U.S. Army Infantry Armor Women
Soldiers participate in the U.S. Army Special Operations Command's Cultural Support Assessment and Selection program. It is is an important addition to the Army's special-operations community that allow specially selected and trained volunteers to serve alongside special-operations forces in a unique operating environment. Graduates of the training course are awarded a professional development skill identifier and the title of "cultural support specialist." Soon, Special Forces could be opened to female Soldiers. Infantry and armor series opened up April 1, 2016.
(Photo by Staff Sgt. Russell Klika)

The following is a release from David Vergun and the U.S. Army:

Beginning in April, all positions in 19 series armor, 11 series infantry, and the 13F forward observer specialty will open to women.

Women who enlist for the newly-opened specialties beginning Friday will ship to basic combat training later this year.

What it means, though, is all of the traditional combat-arms branches are now open to both female officers and enlisted.

The only remaining military occupational specialties not yet open to women are Rangers and Special Forces.

Brig. Gen. Donna W. Martin, deputy commanding general for operations, U.S. Army Recruiting Command, Fort Knox, Kentucky, said she anticipates that Special Forces will soon follow.


As it did with the other combat-arms specialties, the Army wants officers and noncommissioned officers in place before new female Soldiers head to infantry and armor units, Martin said. With this “leaders first approach,” the Army will have women to serve as role models as well as mentors for new female Soldiers in the unit.

That approach affects the training timeline.

Female officers will go through their combat arms basic courses later this fall and then they’ll head to their units, she said.

Women who enlist for the newly-opened MOSs will ship to their basic combat training locations “after we get the female leaders in place,” Martin said.

That buys time to get new infrastructure and cadre in place for the women.


Last year, the 12B combat engineer and 13B and 13D artillery MOSs opened to women.

“We haven’t seen a flood of young women who want to join the combat arms,” but this is about the opportunity and women understanding there are no barriers stopping them from selecting any career they choose in the Army, Martin said.

Although she couldn’t forecast the future, Martin said she suspects that over time, the trend could change as women enter combat arms specialties and serve as role models.

“Look at the three female Rangers who completed Ranger school. I think young girls are saying ‘if they can do it, I can do it too,'” she said.

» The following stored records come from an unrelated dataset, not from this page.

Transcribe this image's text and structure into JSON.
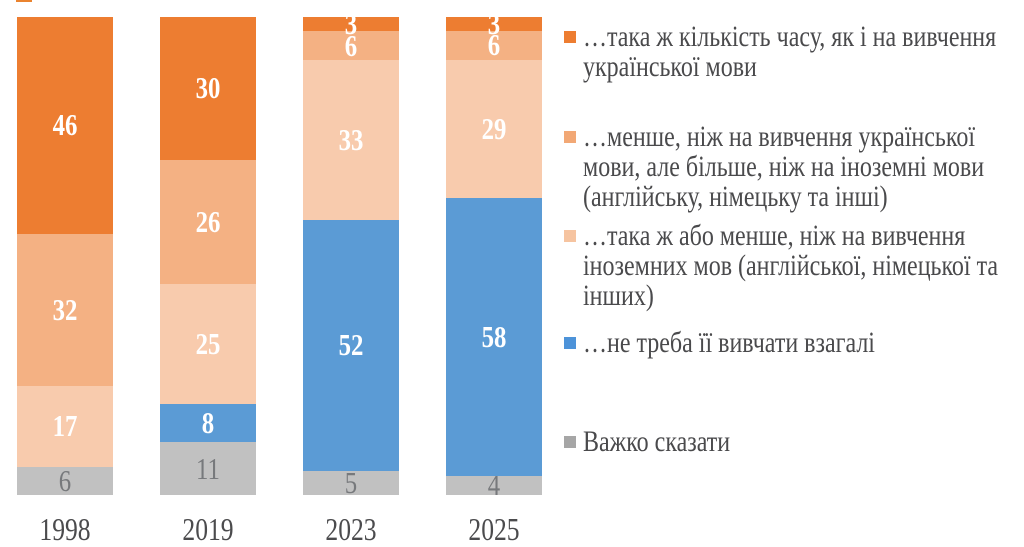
{
  "chart_data": {
    "type": "bar",
    "variant": "stacked-100",
    "title": "",
    "xlabel": "",
    "ylabel": "",
    "grid": false,
    "legend_position": "right",
    "categories": [
      "1998",
      "2019",
      "2023",
      "2025"
    ],
    "series": [
      {
        "name": "…така ж кількість часу, як і на вивчення української мови",
        "color": "#ED7D31",
        "legend_color": "#ED7D31",
        "values": [
          46,
          30,
          3,
          3
        ],
        "label_color": "#FFFFFF",
        "label_weight": "bold",
        "legend_lines": [
          "…така ж кількість часу, як і на вивчення",
          "української мови"
        ]
      },
      {
        "name": "…менше, ніж на вивчення української мови, але більше, ніж на іноземні мови (англійську, німецьку та інші)",
        "color": "#F4B183",
        "legend_color": "#F2A875",
        "values": [
          32,
          26,
          6,
          6
        ],
        "label_color": "#FFFFFF",
        "label_weight": "bold",
        "legend_lines": [
          "…менше, ніж на вивчення української",
          "мови, але більше, ніж на іноземні мови",
          "(англійську, німецьку та інші)"
        ]
      },
      {
        "name": "…така ж або менше, ніж на вивчення іноземних мов (англійської, німецької та інших)",
        "color": "#F8CBAD",
        "legend_color": "#F6C4A0",
        "values": [
          17,
          25,
          33,
          29
        ],
        "label_color": "#FFFFFF",
        "label_weight": "bold",
        "legend_lines": [
          "…така ж або менше, ніж на вивчення",
          "іноземних мов (англійської, німецької та",
          "інших)"
        ]
      },
      {
        "name": "…не треба її вивчати взагалі",
        "color": "#5B9BD5",
        "legend_color": "#4D93D9",
        "values": [
          null,
          8,
          52,
          58
        ],
        "label_color": "#FFFFFF",
        "label_weight": "bold",
        "legend_lines": [
          "…не треба її вивчати взагалі"
        ]
      },
      {
        "name": "Важко сказати",
        "color": "#C1C1C1",
        "legend_color": "#A6A6A6",
        "values": [
          6,
          11,
          5,
          4
        ],
        "label_color": "#77797c",
        "label_weight": "normal",
        "legend_lines": [
          "Важко сказати"
        ]
      }
    ]
  }
}
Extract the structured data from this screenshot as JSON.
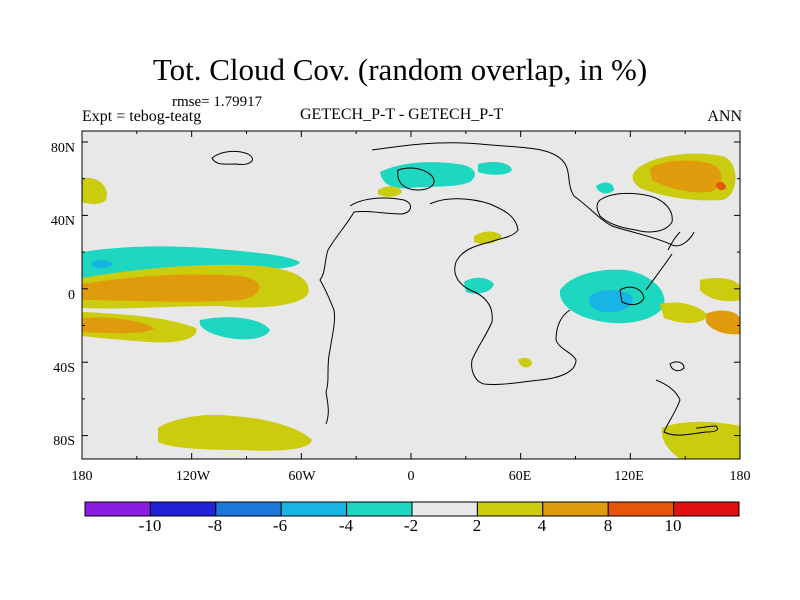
{
  "title": "Tot. Cloud Cov. (random overlap, in %)",
  "subtitle": {
    "rmse": "rmse= 1.79917",
    "experiment": "Expt = tebog-teatg",
    "comparison": "GETECH_P-T - GETECH_P-T",
    "season": "ANN"
  },
  "axes": {
    "x_ticks": [
      "180",
      "120W",
      "60W",
      "0",
      "60E",
      "120E",
      "180"
    ],
    "y_ticks": [
      "80N",
      "40N",
      "0",
      "40S",
      "80S"
    ]
  },
  "colorbar": {
    "labels": [
      "-10",
      "-8",
      "-6",
      "-4",
      "-2",
      "2",
      "4",
      "8",
      "10"
    ],
    "colors": [
      "#8a1ee0",
      "#2222d8",
      "#1c78dc",
      "#19b4e6",
      "#1ed7c0",
      "#e8e8e8",
      "#cccc0e",
      "#e09b0c",
      "#e6560a",
      "#e01010"
    ]
  },
  "field_colors": {
    "neutral": "#e8e8e8",
    "cyan": "#1ed7c0",
    "lightblue": "#19b4e6",
    "blue": "#1c78dc",
    "yellow": "#cccc0e",
    "orange": "#e09b0c",
    "red": "#e6560a"
  }
}
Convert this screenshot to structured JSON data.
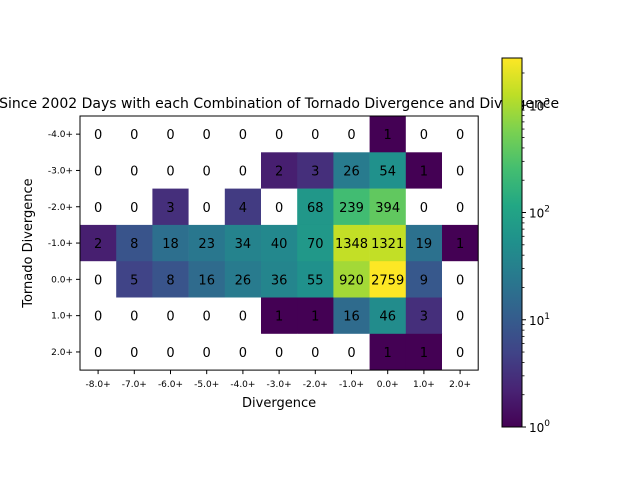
{
  "chart_data": {
    "type": "heatmap",
    "title": "Since 2002 Days with each Combination of Tornado Divergence and Divergence",
    "xlabel": "Divergence",
    "ylabel": "Tornado Divergence",
    "x_categories": [
      "-8.0+",
      "-7.0+",
      "-6.0+",
      "-5.0+",
      "-4.0+",
      "-3.0+",
      "-2.0+",
      "-1.0+",
      "0.0+",
      "1.0+",
      "2.0+"
    ],
    "y_categories": [
      "-4.0+",
      "-3.0+",
      "-2.0+",
      "-1.0+",
      "0.0+",
      "1.0+",
      "2.0+"
    ],
    "values": [
      [
        0,
        0,
        0,
        0,
        0,
        0,
        0,
        0,
        1,
        0,
        0
      ],
      [
        0,
        0,
        0,
        0,
        0,
        2,
        3,
        26,
        54,
        1,
        0
      ],
      [
        0,
        0,
        3,
        0,
        4,
        0,
        68,
        239,
        394,
        0,
        0
      ],
      [
        2,
        8,
        18,
        23,
        34,
        40,
        70,
        1348,
        1321,
        19,
        1
      ],
      [
        0,
        5,
        8,
        16,
        26,
        36,
        55,
        920,
        2759,
        9,
        0
      ],
      [
        0,
        0,
        0,
        0,
        0,
        1,
        1,
        16,
        46,
        3,
        0
      ],
      [
        0,
        0,
        0,
        0,
        0,
        0,
        0,
        0,
        1,
        1,
        0
      ]
    ],
    "color_scale": "log",
    "colormap": "viridis",
    "zero_color": "#ffffff",
    "colorbar": {
      "range": [
        1,
        2759
      ],
      "ticks": [
        {
          "value": 1,
          "base": "10",
          "exp": "0"
        },
        {
          "value": 10,
          "base": "10",
          "exp": "1"
        },
        {
          "value": 100,
          "base": "10",
          "exp": "2"
        },
        {
          "value": 1000,
          "base": "10",
          "exp": "3"
        }
      ]
    },
    "grid": false,
    "legend": "none"
  }
}
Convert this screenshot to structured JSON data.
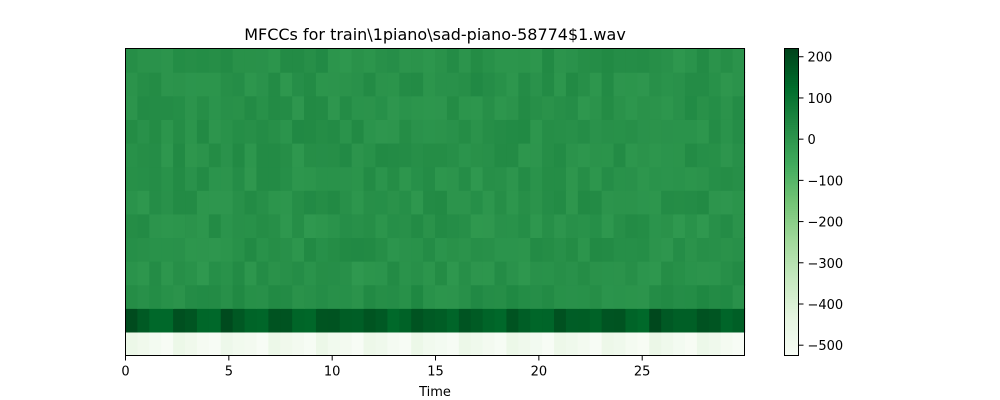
{
  "chart_data": {
    "type": "heatmap",
    "title": "MFCCs for train\\1piano\\sad-piano-58774$1.wav",
    "xlabel": "Time",
    "ylabel": "",
    "x_range": [
      0,
      29.95
    ],
    "x_ticks": [
      0,
      5,
      10,
      15,
      20,
      25
    ],
    "x_tick_labels": [
      "0",
      "5",
      "10",
      "15",
      "20",
      "25"
    ],
    "n_coefficients": 13,
    "n_frames": 52,
    "colormap": "Greens",
    "colorbar": {
      "range": [
        -525,
        220
      ],
      "ticks": [
        200,
        100,
        0,
        -100,
        -200,
        -300,
        -400,
        -500
      ],
      "tick_labels": [
        "200",
        "100",
        "0",
        "−100",
        "−200",
        "−300",
        "−400",
        "−500"
      ]
    },
    "row_values_bottom_to_top": [
      {
        "coefficient": 1,
        "typical": -490,
        "min": -525,
        "max": -440
      },
      {
        "coefficient": 2,
        "typical": 165,
        "min": 120,
        "max": 215
      },
      {
        "coefficient": 3,
        "typical": 25,
        "min": 5,
        "max": 45
      },
      {
        "coefficient": 4,
        "typical": 15,
        "min": -5,
        "max": 35
      },
      {
        "coefficient": 5,
        "typical": 20,
        "min": 0,
        "max": 40
      },
      {
        "coefficient": 6,
        "typical": 15,
        "min": -5,
        "max": 35
      },
      {
        "coefficient": 7,
        "typical": 18,
        "min": 0,
        "max": 38
      },
      {
        "coefficient": 8,
        "typical": 15,
        "min": -5,
        "max": 35
      },
      {
        "coefficient": 9,
        "typical": 18,
        "min": 0,
        "max": 38
      },
      {
        "coefficient": 10,
        "typical": 20,
        "min": 0,
        "max": 40
      },
      {
        "coefficient": 11,
        "typical": 18,
        "min": 0,
        "max": 38
      },
      {
        "coefficient": 12,
        "typical": 20,
        "min": 0,
        "max": 40
      },
      {
        "coefficient": 13,
        "typical": 18,
        "min": 0,
        "max": 38
      }
    ],
    "grid": false
  }
}
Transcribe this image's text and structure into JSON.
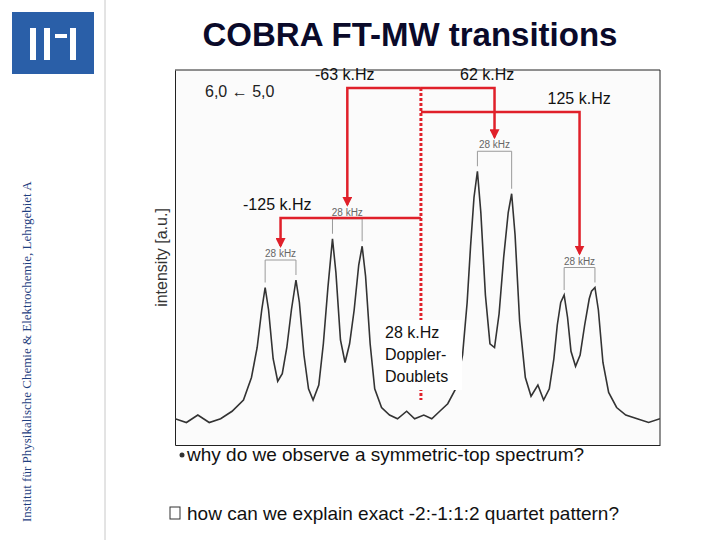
{
  "slide": {
    "title": "COBRA FT-MW transitions",
    "sidebar": "Institut für Physikalische Chemie & Elektrochemie, Lehrgebiet A",
    "labels": {
      "minus63": "-63 k.Hz",
      "plus62": "62 k.Hz",
      "plus125": "125 k.Hz",
      "minus125": "-125 k.Hz",
      "doppler": [
        "28 k.Hz",
        "Doppler-",
        "Doublets"
      ]
    },
    "questions": [
      "why do we observe a symmetric-top spectrum?",
      "how can we explain exact -2:-1:1:2 quartet pattern?"
    ]
  },
  "chart_data": {
    "type": "line",
    "y_label": "intensity [a.u.]",
    "transition": "6,0 ← 5,0",
    "doublet_labels": [
      "28 kHz",
      "28 kHz",
      "28 kHz",
      "28 kHz"
    ],
    "x": [
      -215,
      -205,
      -195,
      -185,
      -175,
      -165,
      -155,
      -148,
      -143,
      -139,
      -136,
      -133,
      -129,
      -125,
      -121,
      -117,
      -113,
      -109,
      -106,
      -102,
      -98,
      -94,
      -89,
      -85,
      -81,
      -77,
      -74,
      -70,
      -66,
      -62,
      -58,
      -54,
      -51,
      -48,
      -44,
      -40,
      -34,
      -27,
      -20,
      -12,
      -5,
      3,
      10,
      17,
      24,
      31,
      37,
      41,
      44,
      47,
      50,
      53,
      57,
      61,
      65,
      69,
      73,
      77,
      80,
      83,
      87,
      92,
      97,
      103,
      108,
      113,
      117,
      120,
      123,
      126,
      129,
      132,
      136,
      140,
      144,
      148,
      150,
      153,
      156,
      160,
      165,
      172,
      180,
      190,
      200,
      210
    ],
    "values": [
      0.07,
      0.06,
      0.08,
      0.06,
      0.07,
      0.09,
      0.12,
      0.18,
      0.26,
      0.36,
      0.42,
      0.36,
      0.23,
      0.17,
      0.19,
      0.26,
      0.36,
      0.44,
      0.38,
      0.24,
      0.15,
      0.12,
      0.16,
      0.27,
      0.42,
      0.55,
      0.46,
      0.28,
      0.22,
      0.27,
      0.36,
      0.48,
      0.53,
      0.45,
      0.27,
      0.15,
      0.1,
      0.08,
      0.07,
      0.09,
      0.07,
      0.08,
      0.07,
      0.09,
      0.11,
      0.15,
      0.24,
      0.38,
      0.53,
      0.66,
      0.73,
      0.62,
      0.4,
      0.27,
      0.26,
      0.35,
      0.5,
      0.62,
      0.67,
      0.56,
      0.33,
      0.18,
      0.13,
      0.16,
      0.12,
      0.15,
      0.23,
      0.32,
      0.38,
      0.4,
      0.34,
      0.25,
      0.21,
      0.24,
      0.32,
      0.39,
      0.41,
      0.42,
      0.36,
      0.22,
      0.14,
      0.1,
      0.08,
      0.07,
      0.06,
      0.07
    ],
    "xlim": [
      -215,
      210
    ],
    "ylim": [
      0,
      1
    ],
    "tick_labels": false,
    "color": "#333333"
  }
}
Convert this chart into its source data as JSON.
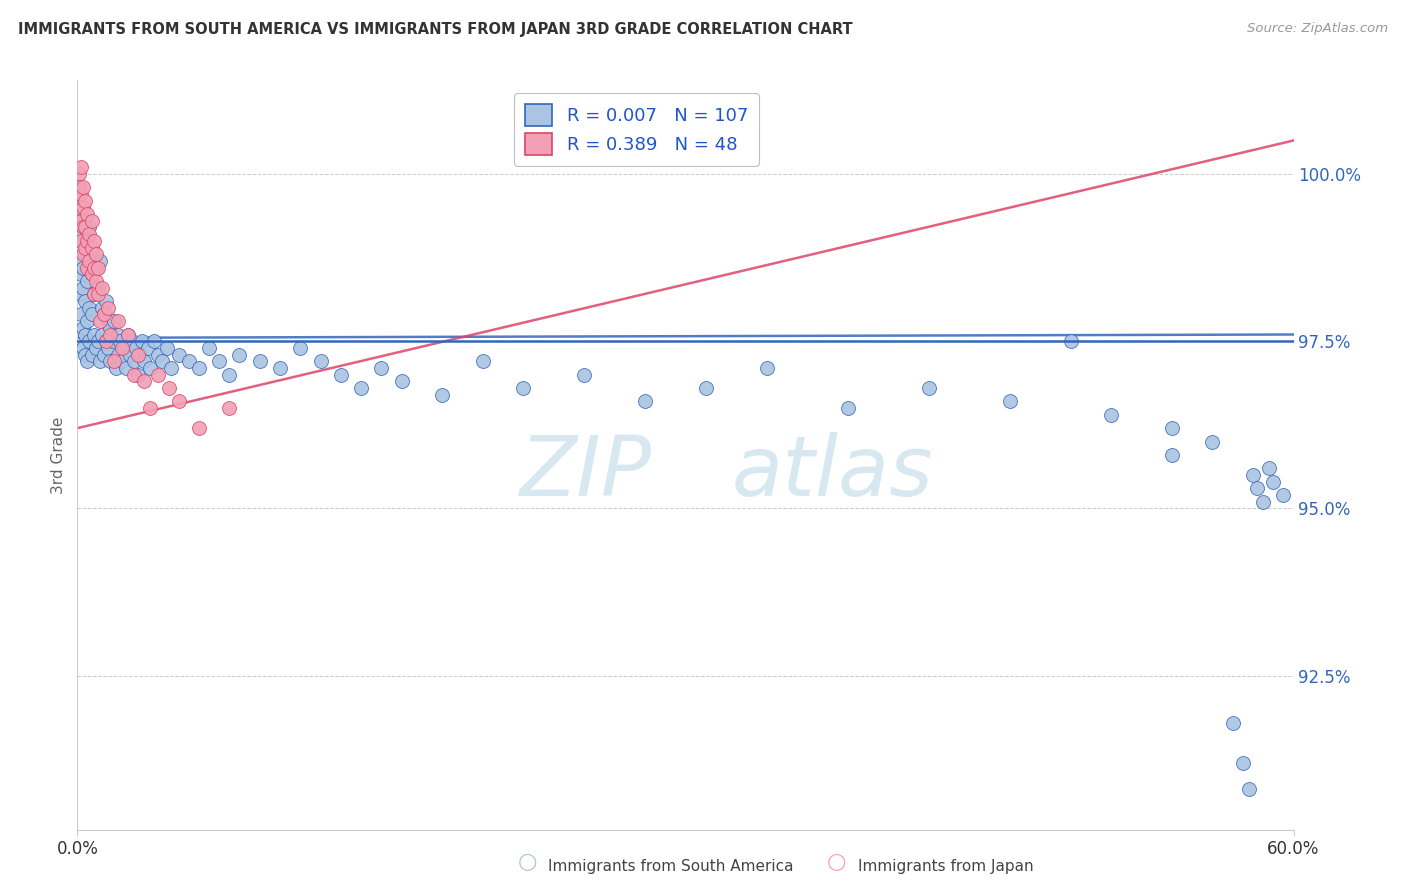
{
  "title": "IMMIGRANTS FROM SOUTH AMERICA VS IMMIGRANTS FROM JAPAN 3RD GRADE CORRELATION CHART",
  "source": "Source: ZipAtlas.com",
  "ylabel": "3rd Grade",
  "y_tick_labels": [
    "92.5%",
    "95.0%",
    "97.5%",
    "100.0%"
  ],
  "y_tick_values": [
    92.5,
    95.0,
    97.5,
    100.0
  ],
  "legend_label_blue": "Immigrants from South America",
  "legend_label_pink": "Immigrants from Japan",
  "r_blue": "0.007",
  "n_blue": "107",
  "r_pink": "0.389",
  "n_pink": "48",
  "color_blue": "#aac4e2",
  "color_pink": "#f2a0b5",
  "color_trendline_blue": "#3366bb",
  "color_trendline_pink": "#dd4466",
  "title_color": "#333333",
  "source_color": "#999999",
  "legend_text_color": "#2255cc",
  "hline_y": 97.5,
  "hline_color": "#3366bb",
  "xlim_min": 0.0,
  "xlim_max": 0.6,
  "ylim_min": 90.2,
  "ylim_max": 101.4,
  "blue_x": [
    0.001,
    0.001,
    0.002,
    0.002,
    0.002,
    0.002,
    0.003,
    0.003,
    0.003,
    0.003,
    0.003,
    0.004,
    0.004,
    0.004,
    0.004,
    0.005,
    0.005,
    0.005,
    0.005,
    0.006,
    0.006,
    0.006,
    0.007,
    0.007,
    0.007,
    0.008,
    0.008,
    0.009,
    0.009,
    0.01,
    0.01,
    0.011,
    0.011,
    0.012,
    0.012,
    0.013,
    0.013,
    0.014,
    0.014,
    0.015,
    0.015,
    0.016,
    0.016,
    0.017,
    0.018,
    0.019,
    0.02,
    0.02,
    0.021,
    0.022,
    0.023,
    0.024,
    0.025,
    0.026,
    0.027,
    0.028,
    0.029,
    0.03,
    0.031,
    0.032,
    0.033,
    0.035,
    0.036,
    0.038,
    0.04,
    0.042,
    0.044,
    0.046,
    0.05,
    0.055,
    0.06,
    0.065,
    0.07,
    0.075,
    0.08,
    0.09,
    0.1,
    0.11,
    0.12,
    0.13,
    0.14,
    0.15,
    0.16,
    0.18,
    0.2,
    0.22,
    0.25,
    0.28,
    0.31,
    0.34,
    0.38,
    0.42,
    0.46,
    0.49,
    0.51,
    0.54,
    0.54,
    0.56,
    0.57,
    0.575,
    0.578,
    0.58,
    0.582,
    0.585,
    0.588,
    0.59,
    0.595
  ],
  "blue_y": [
    99.1,
    98.7,
    99.4,
    98.5,
    98.2,
    97.9,
    99.0,
    98.6,
    98.3,
    97.7,
    97.4,
    98.8,
    98.1,
    97.6,
    97.3,
    98.9,
    98.4,
    97.8,
    97.2,
    99.2,
    98.0,
    97.5,
    98.5,
    97.9,
    97.3,
    98.2,
    97.6,
    98.6,
    97.4,
    98.3,
    97.5,
    98.7,
    97.2,
    98.0,
    97.6,
    97.9,
    97.3,
    98.1,
    97.5,
    97.8,
    97.4,
    97.7,
    97.2,
    97.5,
    97.8,
    97.1,
    97.6,
    97.3,
    97.5,
    97.2,
    97.4,
    97.1,
    97.6,
    97.3,
    97.5,
    97.2,
    97.4,
    97.0,
    97.3,
    97.5,
    97.2,
    97.4,
    97.1,
    97.5,
    97.3,
    97.2,
    97.4,
    97.1,
    97.3,
    97.2,
    97.1,
    97.4,
    97.2,
    97.0,
    97.3,
    97.2,
    97.1,
    97.4,
    97.2,
    97.0,
    96.8,
    97.1,
    96.9,
    96.7,
    97.2,
    96.8,
    97.0,
    96.6,
    96.8,
    97.1,
    96.5,
    96.8,
    96.6,
    97.5,
    96.4,
    95.8,
    96.2,
    96.0,
    91.8,
    91.2,
    90.8,
    95.5,
    95.3,
    95.1,
    95.6,
    95.4,
    95.2
  ],
  "pink_x": [
    0.001,
    0.001,
    0.001,
    0.002,
    0.002,
    0.002,
    0.002,
    0.003,
    0.003,
    0.003,
    0.003,
    0.004,
    0.004,
    0.004,
    0.005,
    0.005,
    0.005,
    0.006,
    0.006,
    0.007,
    0.007,
    0.007,
    0.008,
    0.008,
    0.008,
    0.009,
    0.009,
    0.01,
    0.01,
    0.011,
    0.012,
    0.013,
    0.014,
    0.015,
    0.016,
    0.018,
    0.02,
    0.022,
    0.025,
    0.028,
    0.03,
    0.033,
    0.036,
    0.04,
    0.045,
    0.05,
    0.06,
    0.075
  ],
  "pink_y": [
    100.0,
    99.8,
    99.5,
    100.1,
    99.7,
    99.3,
    99.0,
    99.8,
    99.5,
    99.2,
    98.8,
    99.6,
    99.2,
    98.9,
    99.4,
    99.0,
    98.6,
    99.1,
    98.7,
    99.3,
    98.9,
    98.5,
    99.0,
    98.6,
    98.2,
    98.8,
    98.4,
    98.6,
    98.2,
    97.8,
    98.3,
    97.9,
    97.5,
    98.0,
    97.6,
    97.2,
    97.8,
    97.4,
    97.6,
    97.0,
    97.3,
    96.9,
    96.5,
    97.0,
    96.8,
    96.6,
    96.2,
    96.5
  ],
  "pink_trendline_x": [
    0.0,
    0.6
  ],
  "pink_trendline_y": [
    96.2,
    100.5
  ],
  "blue_trendline_x": [
    0.0,
    0.6
  ],
  "blue_trendline_y": [
    97.55,
    97.6
  ]
}
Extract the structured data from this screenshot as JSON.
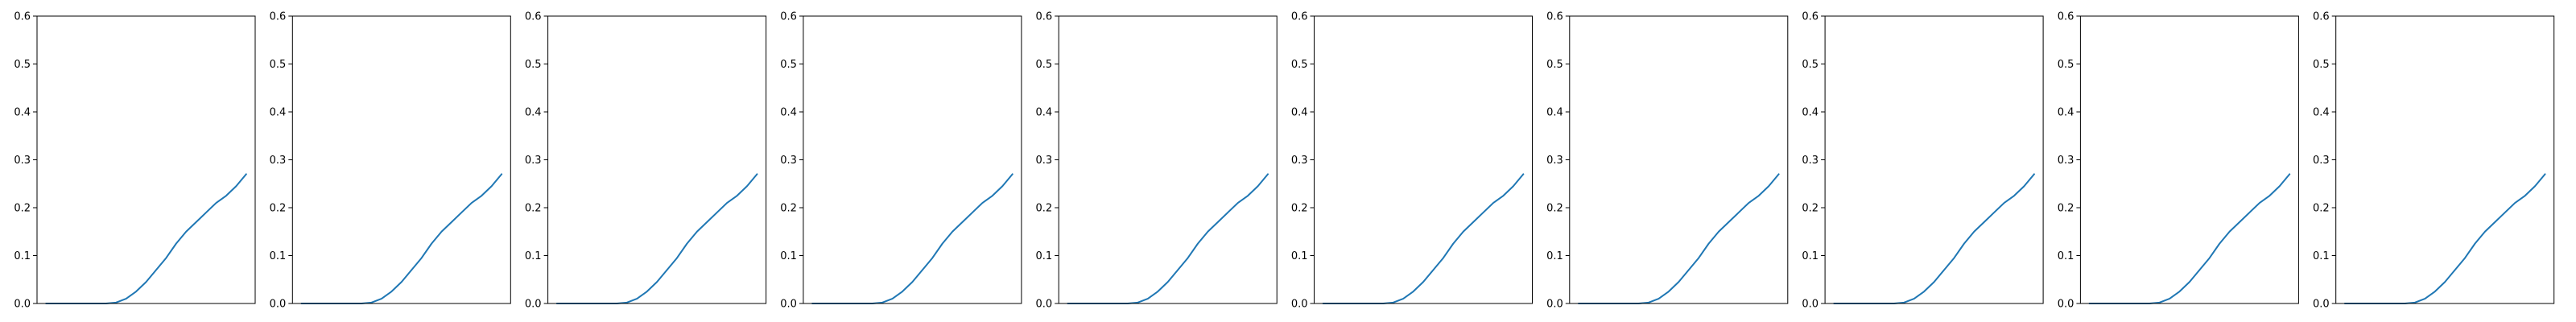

They inspired not just Soldiers, but women across America, she added.


The culture is changing and in many ways has already changed with regard to women in combat arms specialties, Martin said.

Over the last 15 years, multitudes of women have deployed to Iraq and Afghanistan, where the traditional front line was blurred, she said.

“Women have held their own in combat and proven themselves over and over again. Our operators have seen that for many, many years. So, they’re ready for this,” she said.

“As I speak to our recruiting force, they welcome it as well,” she added. “They don’t see this as a big deal. They believe that as long as the standards don’t change — and they won’t — everyone should have the same opportunities. When you put on our uniform and when you join our family, it doesn’t matter what gender you are.”

Martin said when she asks Soldiers if they have daughters, a good number say “yes.”

She said she then challenges them. “How would you feel if someone told your daughter she could not do something? They all agree that if their daughters wanted to do something, they should have the opportunity. What an exciting time this is for our Army and for the United States.”